A few weeks ago, as part of the Aligning National Approaches to Digital Preservation conference, an announcement was made of the beta launch of a new resource to catalog and describe digital preservation tools: Community Owned digital Preservation Tool Registry.
The idea behind this registry is to try and consolidate all of the digital preservation tool resources into one place, eliminating the need for many separate registries in multiple organizations.
As an example of how this will be useful, at NDIIPP we have our own tools page that we have maintained over the years. Many of the tools on this list have either been produced by the Library of Congress or our NDSA partners –with the overall aim to provide these tools to the wider digital preservation community. Of course, the tools themselves, or the links, change on a fairly regular basis; they are either updated or just replaced altogether. And, as our list has grown, there is also the possibility of duplication with other such lists or registries that are being produced elsewhere. We have provided this to our users as an overall resource, but the downside is, it requires regular maintenance. For now, our tools page is still available, but we have currently put any updates on hold in anticipation of switching over to COPTR.

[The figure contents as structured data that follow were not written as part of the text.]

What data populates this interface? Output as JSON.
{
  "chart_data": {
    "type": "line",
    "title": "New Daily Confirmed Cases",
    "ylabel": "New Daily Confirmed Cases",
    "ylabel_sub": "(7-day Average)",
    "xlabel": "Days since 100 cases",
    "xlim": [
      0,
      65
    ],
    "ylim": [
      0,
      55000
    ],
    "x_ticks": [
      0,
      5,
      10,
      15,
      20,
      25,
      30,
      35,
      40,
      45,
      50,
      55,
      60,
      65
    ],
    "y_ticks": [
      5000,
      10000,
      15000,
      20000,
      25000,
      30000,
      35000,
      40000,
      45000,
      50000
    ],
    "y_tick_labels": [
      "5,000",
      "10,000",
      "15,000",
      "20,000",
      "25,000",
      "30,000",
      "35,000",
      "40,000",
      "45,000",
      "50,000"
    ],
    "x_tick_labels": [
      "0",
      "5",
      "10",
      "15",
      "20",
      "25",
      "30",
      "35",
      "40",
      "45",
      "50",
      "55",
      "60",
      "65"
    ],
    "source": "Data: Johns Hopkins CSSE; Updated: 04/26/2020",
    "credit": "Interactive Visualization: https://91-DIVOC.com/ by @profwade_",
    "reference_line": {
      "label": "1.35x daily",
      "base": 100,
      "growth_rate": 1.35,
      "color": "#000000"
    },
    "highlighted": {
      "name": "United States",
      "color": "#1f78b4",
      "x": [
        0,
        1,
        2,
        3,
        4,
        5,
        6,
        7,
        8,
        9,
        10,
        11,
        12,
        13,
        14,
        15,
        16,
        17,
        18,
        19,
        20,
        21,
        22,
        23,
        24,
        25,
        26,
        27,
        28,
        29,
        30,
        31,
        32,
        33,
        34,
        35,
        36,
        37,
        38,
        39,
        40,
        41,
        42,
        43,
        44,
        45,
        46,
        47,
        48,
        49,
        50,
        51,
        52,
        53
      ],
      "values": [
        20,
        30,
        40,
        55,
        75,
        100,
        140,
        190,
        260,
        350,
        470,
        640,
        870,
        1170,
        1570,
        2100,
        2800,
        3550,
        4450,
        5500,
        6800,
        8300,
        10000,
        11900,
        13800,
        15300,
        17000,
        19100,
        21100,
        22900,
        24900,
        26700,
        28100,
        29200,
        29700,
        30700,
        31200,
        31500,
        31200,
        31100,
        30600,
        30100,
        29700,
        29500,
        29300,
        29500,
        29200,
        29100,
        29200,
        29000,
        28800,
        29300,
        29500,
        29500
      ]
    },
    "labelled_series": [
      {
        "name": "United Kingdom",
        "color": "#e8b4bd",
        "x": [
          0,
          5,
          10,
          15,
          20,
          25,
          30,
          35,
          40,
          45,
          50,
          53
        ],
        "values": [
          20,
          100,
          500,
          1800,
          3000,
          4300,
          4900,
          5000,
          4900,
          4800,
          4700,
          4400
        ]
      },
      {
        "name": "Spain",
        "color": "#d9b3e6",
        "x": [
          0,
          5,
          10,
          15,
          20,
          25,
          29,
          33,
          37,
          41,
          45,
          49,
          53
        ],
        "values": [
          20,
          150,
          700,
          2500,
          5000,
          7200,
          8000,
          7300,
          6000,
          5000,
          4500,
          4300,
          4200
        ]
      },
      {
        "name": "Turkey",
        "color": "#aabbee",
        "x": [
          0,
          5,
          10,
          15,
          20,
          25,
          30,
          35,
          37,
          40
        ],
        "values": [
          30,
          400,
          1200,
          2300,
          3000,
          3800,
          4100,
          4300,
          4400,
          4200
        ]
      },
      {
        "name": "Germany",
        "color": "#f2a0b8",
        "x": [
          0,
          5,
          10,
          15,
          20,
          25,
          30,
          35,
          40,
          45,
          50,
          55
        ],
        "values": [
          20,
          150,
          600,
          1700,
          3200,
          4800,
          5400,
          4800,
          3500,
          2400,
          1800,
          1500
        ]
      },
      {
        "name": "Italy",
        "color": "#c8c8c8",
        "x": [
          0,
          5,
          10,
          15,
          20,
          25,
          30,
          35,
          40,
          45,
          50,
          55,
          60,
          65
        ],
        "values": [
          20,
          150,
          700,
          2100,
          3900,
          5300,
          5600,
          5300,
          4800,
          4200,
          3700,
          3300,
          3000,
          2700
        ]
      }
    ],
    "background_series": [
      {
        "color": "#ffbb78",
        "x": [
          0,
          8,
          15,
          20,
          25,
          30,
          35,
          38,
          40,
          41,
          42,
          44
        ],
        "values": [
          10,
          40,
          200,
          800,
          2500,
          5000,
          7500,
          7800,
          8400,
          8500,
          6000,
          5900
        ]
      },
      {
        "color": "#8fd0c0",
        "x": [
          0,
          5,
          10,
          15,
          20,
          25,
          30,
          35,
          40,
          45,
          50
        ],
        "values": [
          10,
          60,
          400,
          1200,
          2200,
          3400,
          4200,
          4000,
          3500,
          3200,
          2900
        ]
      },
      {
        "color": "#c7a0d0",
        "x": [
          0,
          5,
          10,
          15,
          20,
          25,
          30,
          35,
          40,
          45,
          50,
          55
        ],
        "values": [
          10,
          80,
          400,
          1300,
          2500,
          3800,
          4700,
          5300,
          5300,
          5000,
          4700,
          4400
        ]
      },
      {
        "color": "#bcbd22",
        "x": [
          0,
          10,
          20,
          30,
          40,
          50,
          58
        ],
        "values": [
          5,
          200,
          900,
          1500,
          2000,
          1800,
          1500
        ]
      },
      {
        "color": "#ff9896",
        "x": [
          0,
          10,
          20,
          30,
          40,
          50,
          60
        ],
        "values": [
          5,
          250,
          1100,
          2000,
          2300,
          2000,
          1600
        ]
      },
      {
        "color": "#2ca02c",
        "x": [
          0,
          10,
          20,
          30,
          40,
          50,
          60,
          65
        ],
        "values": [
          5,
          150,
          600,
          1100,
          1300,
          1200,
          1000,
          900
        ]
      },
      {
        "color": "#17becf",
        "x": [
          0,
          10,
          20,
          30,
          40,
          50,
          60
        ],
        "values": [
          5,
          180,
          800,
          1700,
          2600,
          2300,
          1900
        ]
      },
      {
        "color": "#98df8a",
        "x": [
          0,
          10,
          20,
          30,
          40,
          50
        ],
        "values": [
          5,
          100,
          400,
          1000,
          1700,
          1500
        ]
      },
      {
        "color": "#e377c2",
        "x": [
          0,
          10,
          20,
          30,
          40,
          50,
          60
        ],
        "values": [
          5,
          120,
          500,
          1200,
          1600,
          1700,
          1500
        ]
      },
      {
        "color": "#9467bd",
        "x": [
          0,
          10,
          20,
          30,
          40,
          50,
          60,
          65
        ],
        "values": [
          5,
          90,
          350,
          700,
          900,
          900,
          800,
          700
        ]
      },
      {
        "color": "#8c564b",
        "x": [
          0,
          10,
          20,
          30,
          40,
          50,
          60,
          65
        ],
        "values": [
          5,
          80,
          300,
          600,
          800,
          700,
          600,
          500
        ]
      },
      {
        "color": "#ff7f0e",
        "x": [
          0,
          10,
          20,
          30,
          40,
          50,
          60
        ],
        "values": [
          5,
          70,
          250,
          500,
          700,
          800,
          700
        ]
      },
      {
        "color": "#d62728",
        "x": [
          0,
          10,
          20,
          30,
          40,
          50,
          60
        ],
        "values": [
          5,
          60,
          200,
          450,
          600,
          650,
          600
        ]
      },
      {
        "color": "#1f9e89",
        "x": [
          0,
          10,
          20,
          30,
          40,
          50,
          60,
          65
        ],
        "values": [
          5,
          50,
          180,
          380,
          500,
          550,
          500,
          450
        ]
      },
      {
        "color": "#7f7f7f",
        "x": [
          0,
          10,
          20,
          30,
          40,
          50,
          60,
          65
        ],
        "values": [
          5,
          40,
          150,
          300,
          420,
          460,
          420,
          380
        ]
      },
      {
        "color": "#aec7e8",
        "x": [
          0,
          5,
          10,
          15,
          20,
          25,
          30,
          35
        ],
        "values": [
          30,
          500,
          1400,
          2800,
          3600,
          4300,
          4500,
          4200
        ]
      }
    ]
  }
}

COPTR is meant to resolve such issues of duplication and maintenance, and to maintain a more centralized, up-to-date, one-stop shop for all digital preservation related tools.
For ease of use, COPTR is presented on a wiki – anyone has access to this in order to add tools to the registry or to edit and update existing ones. Here’s how it’s described by Paul Wheatley, one of the original developers of this effort:
“The registry aims to support practitioners in finding the tools they need to solve digital preservation problems, while reducing the glut of existing registries that currently exacerbate rather than solve the challenge. (I’ve blogged in detail about this.)
COPTR has collated the contents of five existing tool registries to create a greater coverage and depth of detail that has to date been unavailable elsewhere. The following organisations have partnered with COPTR and contributed data from their own registries: The National Digital Stewardship Alliance, The Digital Curation Centre (DCC), The Digital Curation Exchange (DCE), The Digital POWRR Project, The Open Planets Foundation (OPF)”
The above organizational list is not meant to be final, however. Wheatley emphasizes that they are looking for other organizations to participate in COPTR and to share their own tool registries.
On the wiki itself, the included tools are grouped into “Tools by Function” (disk imaging, personal archiving, etc.) or “Tools by Content” (audio, email, spreadsheet, etc.) According to the COPTR documentation, specific information for each tool will include the description and specific function, relevant URLs to the tool or resources and any user experiences. Generally, the tools to be included will be anything in the realm of digital preservation itself, such as those performing functions described in the OAIS model or in a digital lifecycle model. More specifically, the COPTR site describes in-scope vs. out-of-scope as the following:
- In scope: characterisation, visualisation, rendering, migration, storage, fixity, access, delivery, search, web archiving, open source software ->everything inbetween<- commercial software.
- Out of scope: digitisation, file creation
According to Wheatley, the goal is for organizations to eventually close their own registries and instead reference COPTR. The availability of a datafeed from COPTR provides a useful way of exposing COPTR (or subsets of the COPTR data) on their own sites.
This overall goal may sound ambitious, but it’s ultimately very pragmatic: to create a community-built resource that is accurate, comprehensive, up-to-date and eliminates duplication.
COPTR Needs You! To make this effort a success, the organizers are asking for some help:
- Add tools to the list (see the guide here)
- Give feedback
- Promote COPTR
- Consider bringing your organization into partnership with COPTR
- See this “to do” list to help develop COPTR even further.
And feel free to contribute feedback in the comment section of this blog post, below.
COPTR is a community registry that is owned by the community, for the community. It is supported by Aligning National Approaches to Digital Preservation , The Open Planets Foundation , The National Digital Stewardship Alliance, The Digital Curation Centre , The Digital Curation Exchange and the Digital POWRR Project.